AMLSim / sample_data /banks /README.md
dingyiz's picture
Upload folder using huggingface_hub
2795186 verified

v2.1: Tuned transaction network and AMLSim models for composite transaction pattern features

Description

This data set has four transaction networks with the result of GPML; bank-to-bank transaction network (bank_mixed) and internal-bank transaction networks (bank_a, bank_b and bank_c) extracted from the bank_mixed. It contains the following parameter and output data directories:

  • paramFiles: parameter and property files for AMLSim
  • data: transaction network data from AMLSim
  • features: results of graph-based analytics and machine learning output

====

paramFiles: Parameter files for AMLSim

Parameter Files

Please put the bank_mixed directory and Java property file model.properties under paramFiles directory if you use them.

The bank_mixed directory contains the following parameter files of AMLSim.

  • accounts.csv: Account parameter list CSV
  • alertPatterns.csv: SAR typology definition CSV
  • conf.json: Configuration JSON file of AMLSim
  • degree.csv: Degree distribution parameter CSV
  • schema.json: Schema definition JSON for output CSV files
  • transactionType.csv: Transaction pattern distribution CSV

The Java properties file is used to adjust the amounts and probabilities of transactions.

  • model.properties

Introduction of Running AMLSim

Please launch the following shell script to reproduce the data.
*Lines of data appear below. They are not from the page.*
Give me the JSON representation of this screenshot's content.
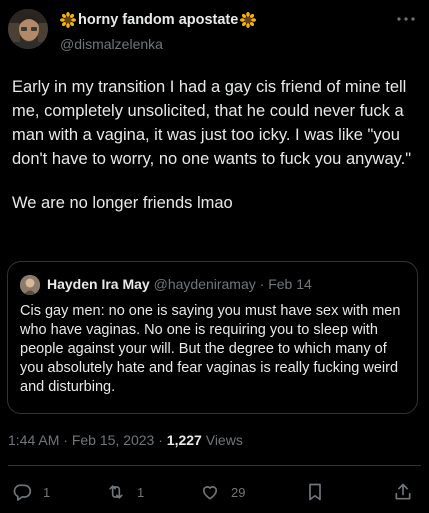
{
  "author": {
    "display_name": "horny fandom apostate",
    "handle": "@dismalzelenka",
    "avatar_icon": "avatar-photo",
    "name_emoji": "sunflower-icon"
  },
  "more_icon": "more-options-icon",
  "tweet": {
    "paragraphs": [
      "Early in my transition I had a gay cis friend of mine tell me, completely unsolicited, that he could never fuck a man with a vagina, it was just too icky. I was like \"you don't have to worry, no one wants to fuck you anyway.\"",
      "We are no longer friends lmao"
    ]
  },
  "quote": {
    "name": "Hayden Ira May",
    "handle": "@haydeniramay",
    "separator": " · ",
    "date": "Feb 14",
    "text": "Cis gay men: no one is saying you must have sex with men who have vaginas. No one is requiring you to sleep with people against your will. But the degree to which many of you absolutely hate and fear vaginas is really fucking weird and disturbing."
  },
  "meta": {
    "time": "1:44 AM",
    "separator1": " · ",
    "date": "Feb 15, 2023",
    "separator2": " · ",
    "views_count": "1,227",
    "views_label": " Views"
  },
  "actions": {
    "reply_count": "1",
    "retweet_count": "1",
    "like_count": "29"
  },
  "colors": {
    "background": "#000000",
    "text": "#e7e9ea",
    "secondary": "#71767b",
    "border": "#2f3336",
    "sunflower": "#f4b400"
  }
}
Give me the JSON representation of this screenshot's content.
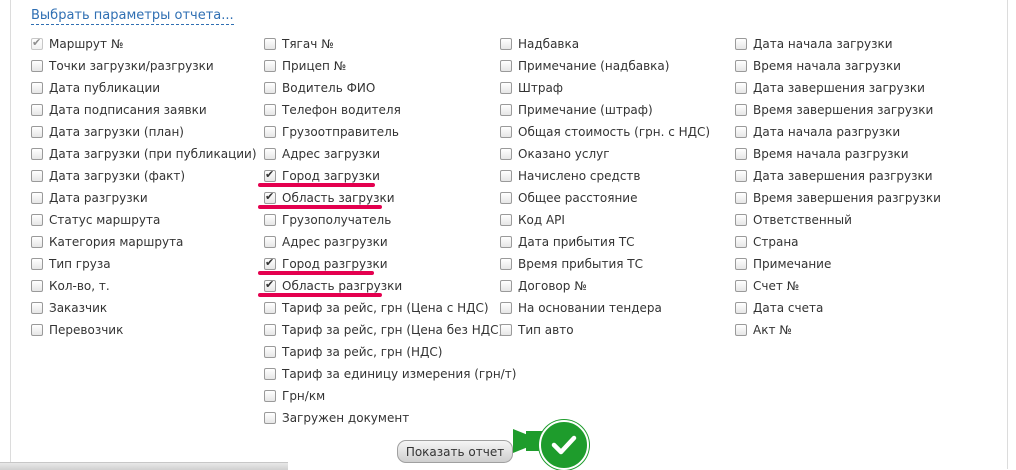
{
  "header": {
    "title": "Выбрать параметры отчета..."
  },
  "columns": [
    [
      {
        "label": "Маршрут №",
        "checked": true,
        "disabled": true
      },
      {
        "label": "Точки загрузки/разгрузки",
        "checked": false
      },
      {
        "label": "Дата публикации",
        "checked": false
      },
      {
        "label": "Дата подписания заявки",
        "checked": false
      },
      {
        "label": "Дата загрузки (план)",
        "checked": false
      },
      {
        "label": "Дата загрузки (при публикации)",
        "checked": false
      },
      {
        "label": "Дата загрузки (факт)",
        "checked": false
      },
      {
        "label": "Дата разгрузки",
        "checked": false
      },
      {
        "label": "Статус маршрута",
        "checked": false
      },
      {
        "label": "Категория маршрута",
        "checked": false
      },
      {
        "label": "Тип груза",
        "checked": false
      },
      {
        "label": "Кол-во, т.",
        "checked": false
      },
      {
        "label": "Заказчик",
        "checked": false
      },
      {
        "label": "Перевозчик",
        "checked": false
      }
    ],
    [
      {
        "label": "Тягач №",
        "checked": false
      },
      {
        "label": "Прицеп №",
        "checked": false
      },
      {
        "label": "Водитель ФИО",
        "checked": false
      },
      {
        "label": "Телефон водителя",
        "checked": false
      },
      {
        "label": "Грузоотправитель",
        "checked": false
      },
      {
        "label": "Адрес загрузки",
        "checked": false
      },
      {
        "label": "Город загрузки",
        "checked": true
      },
      {
        "label": "Область загрузки",
        "checked": true
      },
      {
        "label": "Грузополучатель",
        "checked": false
      },
      {
        "label": "Адрес разгрузки",
        "checked": false
      },
      {
        "label": "Город разгрузки",
        "checked": true
      },
      {
        "label": "Область разгрузки",
        "checked": true
      },
      {
        "label": "Тариф за рейс, грн (Цена с НДС)",
        "checked": false
      },
      {
        "label": "Тариф за рейс, грн (Цена без НДС)",
        "checked": false
      },
      {
        "label": "Тариф за рейс, грн (НДС)",
        "checked": false
      },
      {
        "label": "Тариф за единицу измерения (грн/т)",
        "checked": false
      },
      {
        "label": "Грн/км",
        "checked": false
      },
      {
        "label": "Загружен документ",
        "checked": false
      }
    ],
    [
      {
        "label": "Надбавка",
        "checked": false
      },
      {
        "label": "Примечание (надбавка)",
        "checked": false
      },
      {
        "label": "Штраф",
        "checked": false
      },
      {
        "label": "Примечание (штраф)",
        "checked": false
      },
      {
        "label": "Общая стоимость (грн. с НДС)",
        "checked": false
      },
      {
        "label": "Оказано услуг",
        "checked": false
      },
      {
        "label": "Начислено средств",
        "checked": false
      },
      {
        "label": "Общее расстояние",
        "checked": false
      },
      {
        "label": "Код API",
        "checked": false
      },
      {
        "label": "Дата прибытия ТС",
        "checked": false
      },
      {
        "label": "Время прибытия ТС",
        "checked": false
      },
      {
        "label": "Договор №",
        "checked": false
      },
      {
        "label": "На основании тендера",
        "checked": false
      },
      {
        "label": "Тип авто",
        "checked": false
      }
    ],
    [
      {
        "label": "Дата начала загрузки",
        "checked": false
      },
      {
        "label": "Время начала загрузки",
        "checked": false
      },
      {
        "label": "Дата завершения загрузки",
        "checked": false
      },
      {
        "label": "Время завершения загрузки",
        "checked": false
      },
      {
        "label": "Дата начала разгрузки",
        "checked": false
      },
      {
        "label": "Время начала разгрузки",
        "checked": false
      },
      {
        "label": "Дата завершения разгрузки",
        "checked": false
      },
      {
        "label": "Время завершения разгрузки",
        "checked": false
      },
      {
        "label": "Ответственный",
        "checked": false
      },
      {
        "label": "Страна",
        "checked": false
      },
      {
        "label": "Примечание",
        "checked": false
      },
      {
        "label": "Счет №",
        "checked": false
      },
      {
        "label": "Дата счета",
        "checked": false
      },
      {
        "label": "Акт №",
        "checked": false
      }
    ]
  ],
  "submit": {
    "label": "Показать отчет"
  },
  "colors": {
    "highlight": "#e4004f",
    "accent_green": "#1e9c2c",
    "link": "#2f6fb3"
  },
  "icons": {
    "confirm": "check-circle-icon"
  }
}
sh scripts/run_batch.sh paramFiles/bank_mixed/conf.json amlsim.log 30
  • The first argument paramFiles/bank_mixed/conf.json is the configuration JSON file path.
  • The second argument amlsim.log is output log file path.
  • The third argument 30 indicates the multiplier of the initial number of edges generated from normal account vertices. The purpose of this argument is to balance the feature contributions of various graph features in GPML.

data: Transaction network data from AMLSim

This directory contains transaction network data as the following gzipped account and transaction list CSV files.

  • accounts.csv.gz: All account list
  • alerts.csv.gz: Transaction list of SAR typologies
  • tx_cash.csv.gz: Cash transaction list (currently it is empty)
  • tx.csv.gz: All transaction list

features: Results of graph-based analytics and machine learning output

This directory contains graph-based feature data files and model accuracies as the result of GPML.

  • features_dist: Directory contains images of all graph-based feature value distributions
  • features.csv.gz: Gzipped CSV file of feature values for all accounts
  • model_accuracy.png: Results of GPML with all combinations of graph-based features.